La Commissione prevede dunque d’ora in avanti la costituzione di un meccanismo di redistribuzione dei profughi, da adottare immediatamente in futuro non appena uno stato UE si trovasse in serie difficoltà di gestione delle migrazioni. Non sono previste eccezioni per i paesi dell’Unione, con sanzioni economiche per chi fosse non in grado di affrontare l’accoglienza: se per giustificati motivi uno stato membro dovesse declinare la richiesta di ricollocamento, sarà tenuto a pagare una quota al bilancio UE pari allo 0,002% del Pil nazionale.

Alle misure d’emergenza si affianca tuttavia una strategia d’azione a lungo termine, che prefigura una revisione del Trattato di Dublino per la creazione di una vera politica d’asilo. Secondo Juncker «C’è bisogno di più Europa nella politica UE per i migranti. Tutti dovremmo ricordarci che in Europa quasi ciascuno di noi, prima o dopo, è stato un rifugiato». Allo stesso modo, sottolinea come sia necessario un impegno maggiore per salvaguardare l’area Schengen e i privilegi della libera circolazione in ambito europeo, rafforzando il controllo dei confini esterni.

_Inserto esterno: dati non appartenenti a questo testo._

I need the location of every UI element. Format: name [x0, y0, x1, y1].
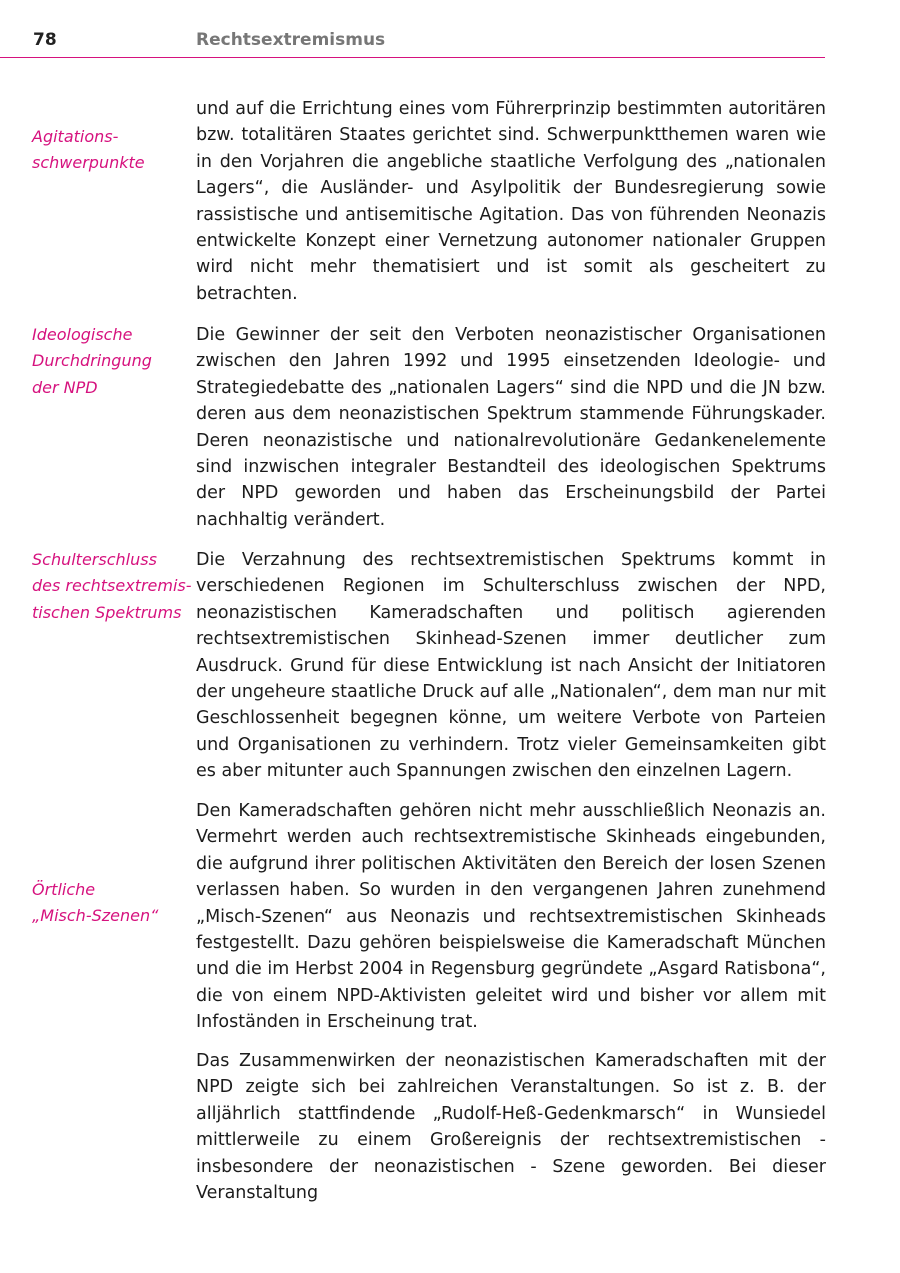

Si tratta di gestire un sottile equilibrio tra l’apertura delle porte alla solidarietà nazionale, accogliendo gente in serie difficoltà con la creazione di canali di immigrazione legali, e allo stesso tempo evitare di alimentare il mercato dei trafficanti di esseri umani. Il vicepresidente della Commissione UE, Frans Timmermans, ha annunciato a proposito la creazione di centri di identificazione dei migranti presso i porti di Grecia e Italia, in cui la polizia locale e gli agenti di Frontex ed Europol potranno lavorare a stretto contatto per distinguere dal principio i veri rifugiati politici dagli immigrati illegali. Il controllo del flusso migratorio potrà essere controllato anche grazie a una lista di paesi d’origine considerati sicuri, che rispettano i principi di democrazia e diritti umani, da cui le popolazioni hanno meno urgenza di fuggire.

Secondo il ministro degli affari esteri Paolo Gentiloni, le decisioni del piano Juncker hanno lo spirito giusto ma non sono sufficienti, in quanto non abbracciano il carattere permanente della sfida migratoria che l’Europa dovrà affrontare nei prossimi decenni; a suo parere, l’UE non deve soltanto finanziare il riposizionamento dei profughi entro i propri confini, ma facilitare e gestire il rimpatrio, operazione spesso molto più costosa ed elaborata.